10 Vital Features You Need In A Threat Intelligence Platform
From visibility into dark web data and managing third-party and infrastructure risk to shifting intelligence onto the device itself, here’s where threat intelligence companies should be making investments.
Shift Intelligence From SOC Onto The Device
No security operations team can possibly track the over 6 billion devices connected to the internet, meaning that decisions can be made faster if intelligence is pushed beyond the SOC and onto firewalls and mobile devices, said Petko Stoyanov, Forcepoint’s global chief technology officer. By shifting intelligence onto the device, the time needed to detect and block threats is greatly reduced, he said.

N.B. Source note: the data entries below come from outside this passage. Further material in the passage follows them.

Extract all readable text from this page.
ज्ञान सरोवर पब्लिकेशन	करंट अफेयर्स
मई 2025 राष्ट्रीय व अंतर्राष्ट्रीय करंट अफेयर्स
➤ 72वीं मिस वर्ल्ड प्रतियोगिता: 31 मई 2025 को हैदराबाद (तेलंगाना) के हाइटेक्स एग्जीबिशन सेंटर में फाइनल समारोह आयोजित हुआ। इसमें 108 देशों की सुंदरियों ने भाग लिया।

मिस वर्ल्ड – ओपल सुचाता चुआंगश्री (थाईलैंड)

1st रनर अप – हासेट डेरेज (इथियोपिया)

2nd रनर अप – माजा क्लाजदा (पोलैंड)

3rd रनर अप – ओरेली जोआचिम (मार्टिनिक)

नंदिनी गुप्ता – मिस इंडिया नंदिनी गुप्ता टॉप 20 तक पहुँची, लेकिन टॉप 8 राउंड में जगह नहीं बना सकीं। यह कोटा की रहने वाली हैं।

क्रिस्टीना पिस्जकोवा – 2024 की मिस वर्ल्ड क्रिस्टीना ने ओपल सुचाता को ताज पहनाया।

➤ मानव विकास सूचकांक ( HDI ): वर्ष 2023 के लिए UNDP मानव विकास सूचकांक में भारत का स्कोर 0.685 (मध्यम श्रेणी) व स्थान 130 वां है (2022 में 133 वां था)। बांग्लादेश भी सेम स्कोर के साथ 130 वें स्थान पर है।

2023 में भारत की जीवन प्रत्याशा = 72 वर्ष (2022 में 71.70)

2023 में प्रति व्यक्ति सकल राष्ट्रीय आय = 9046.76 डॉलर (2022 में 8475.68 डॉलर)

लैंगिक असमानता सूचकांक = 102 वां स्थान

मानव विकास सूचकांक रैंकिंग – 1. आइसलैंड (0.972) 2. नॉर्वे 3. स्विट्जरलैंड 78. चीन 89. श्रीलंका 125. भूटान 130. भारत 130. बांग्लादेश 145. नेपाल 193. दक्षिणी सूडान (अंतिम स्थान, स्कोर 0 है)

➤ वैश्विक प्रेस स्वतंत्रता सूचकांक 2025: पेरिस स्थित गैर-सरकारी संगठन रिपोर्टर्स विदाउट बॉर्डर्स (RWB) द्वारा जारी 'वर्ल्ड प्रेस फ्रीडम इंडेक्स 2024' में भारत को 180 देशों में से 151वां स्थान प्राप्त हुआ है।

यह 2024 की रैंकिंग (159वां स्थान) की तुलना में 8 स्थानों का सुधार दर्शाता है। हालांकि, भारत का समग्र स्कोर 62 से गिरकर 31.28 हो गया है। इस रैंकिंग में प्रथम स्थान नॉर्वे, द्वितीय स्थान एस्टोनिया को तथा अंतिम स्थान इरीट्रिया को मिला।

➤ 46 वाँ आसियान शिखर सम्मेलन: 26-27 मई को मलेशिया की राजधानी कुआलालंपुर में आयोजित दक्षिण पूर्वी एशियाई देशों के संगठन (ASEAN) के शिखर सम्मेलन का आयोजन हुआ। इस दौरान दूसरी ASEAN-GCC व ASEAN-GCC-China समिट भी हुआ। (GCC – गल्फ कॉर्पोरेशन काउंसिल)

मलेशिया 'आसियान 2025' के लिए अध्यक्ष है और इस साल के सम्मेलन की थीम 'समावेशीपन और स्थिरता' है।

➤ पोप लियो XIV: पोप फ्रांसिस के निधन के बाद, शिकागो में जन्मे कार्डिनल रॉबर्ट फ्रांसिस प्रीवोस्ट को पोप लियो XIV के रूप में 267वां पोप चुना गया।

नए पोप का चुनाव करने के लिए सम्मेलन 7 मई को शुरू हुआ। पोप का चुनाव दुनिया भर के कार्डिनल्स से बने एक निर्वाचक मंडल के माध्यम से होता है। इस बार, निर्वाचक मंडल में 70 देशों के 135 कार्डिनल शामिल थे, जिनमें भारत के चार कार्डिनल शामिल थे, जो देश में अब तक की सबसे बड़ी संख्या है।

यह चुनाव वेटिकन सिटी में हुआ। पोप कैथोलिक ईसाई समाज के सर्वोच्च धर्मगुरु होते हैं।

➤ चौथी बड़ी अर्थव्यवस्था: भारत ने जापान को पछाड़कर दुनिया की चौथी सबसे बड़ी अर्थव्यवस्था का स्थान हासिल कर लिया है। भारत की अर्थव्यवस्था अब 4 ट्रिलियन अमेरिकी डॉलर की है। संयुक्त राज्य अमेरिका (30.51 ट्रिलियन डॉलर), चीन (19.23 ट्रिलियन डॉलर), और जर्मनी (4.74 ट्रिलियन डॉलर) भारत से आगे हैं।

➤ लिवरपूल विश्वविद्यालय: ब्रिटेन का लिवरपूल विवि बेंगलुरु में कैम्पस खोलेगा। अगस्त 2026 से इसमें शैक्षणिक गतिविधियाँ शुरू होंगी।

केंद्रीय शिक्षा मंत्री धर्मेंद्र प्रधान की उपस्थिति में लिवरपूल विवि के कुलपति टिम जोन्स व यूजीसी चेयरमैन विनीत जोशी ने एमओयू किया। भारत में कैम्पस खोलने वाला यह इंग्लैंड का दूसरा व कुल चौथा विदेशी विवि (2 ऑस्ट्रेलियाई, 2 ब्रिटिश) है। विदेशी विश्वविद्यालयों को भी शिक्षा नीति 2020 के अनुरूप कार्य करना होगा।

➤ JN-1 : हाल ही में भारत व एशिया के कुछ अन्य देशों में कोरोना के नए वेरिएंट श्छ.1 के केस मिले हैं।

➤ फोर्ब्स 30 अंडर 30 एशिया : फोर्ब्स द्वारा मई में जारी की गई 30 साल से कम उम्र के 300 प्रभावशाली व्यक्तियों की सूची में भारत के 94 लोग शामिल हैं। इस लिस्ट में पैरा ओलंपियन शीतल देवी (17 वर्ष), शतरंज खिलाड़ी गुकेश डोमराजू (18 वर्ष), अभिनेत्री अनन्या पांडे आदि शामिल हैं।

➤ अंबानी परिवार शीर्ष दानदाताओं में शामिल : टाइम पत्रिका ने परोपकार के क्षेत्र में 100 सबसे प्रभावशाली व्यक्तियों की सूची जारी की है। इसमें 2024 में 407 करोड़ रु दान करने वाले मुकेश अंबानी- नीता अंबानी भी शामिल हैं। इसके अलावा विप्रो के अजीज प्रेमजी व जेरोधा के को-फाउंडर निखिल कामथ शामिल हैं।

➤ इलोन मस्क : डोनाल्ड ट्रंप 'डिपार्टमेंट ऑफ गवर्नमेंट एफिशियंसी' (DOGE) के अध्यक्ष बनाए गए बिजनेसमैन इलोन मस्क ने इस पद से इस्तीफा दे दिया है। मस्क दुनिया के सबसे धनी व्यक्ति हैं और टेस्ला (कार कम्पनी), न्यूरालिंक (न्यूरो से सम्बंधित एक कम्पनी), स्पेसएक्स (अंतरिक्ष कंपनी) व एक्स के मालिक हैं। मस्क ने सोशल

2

Ingesting more intelligence and pushing data back onto the device also results in threats being blocked before they even arrive, according to Stoyanov. Sandboxing, real-time classification and validating content on websites manually enhances the efficacy of threat intelligence feeds while giving vendors greater control over their data, Stoyanov said.
Technology is typically designed to create more logs and alerts, forcing organizations to redouble their efforts to get away from the noise and make actionable intelligence decisions, Stoyanov said. Validating data and putting it into a known good structure such as Microsoft Word or PowerPoint makes it harder for ransomware to hide in customer data, according to Stoyanov.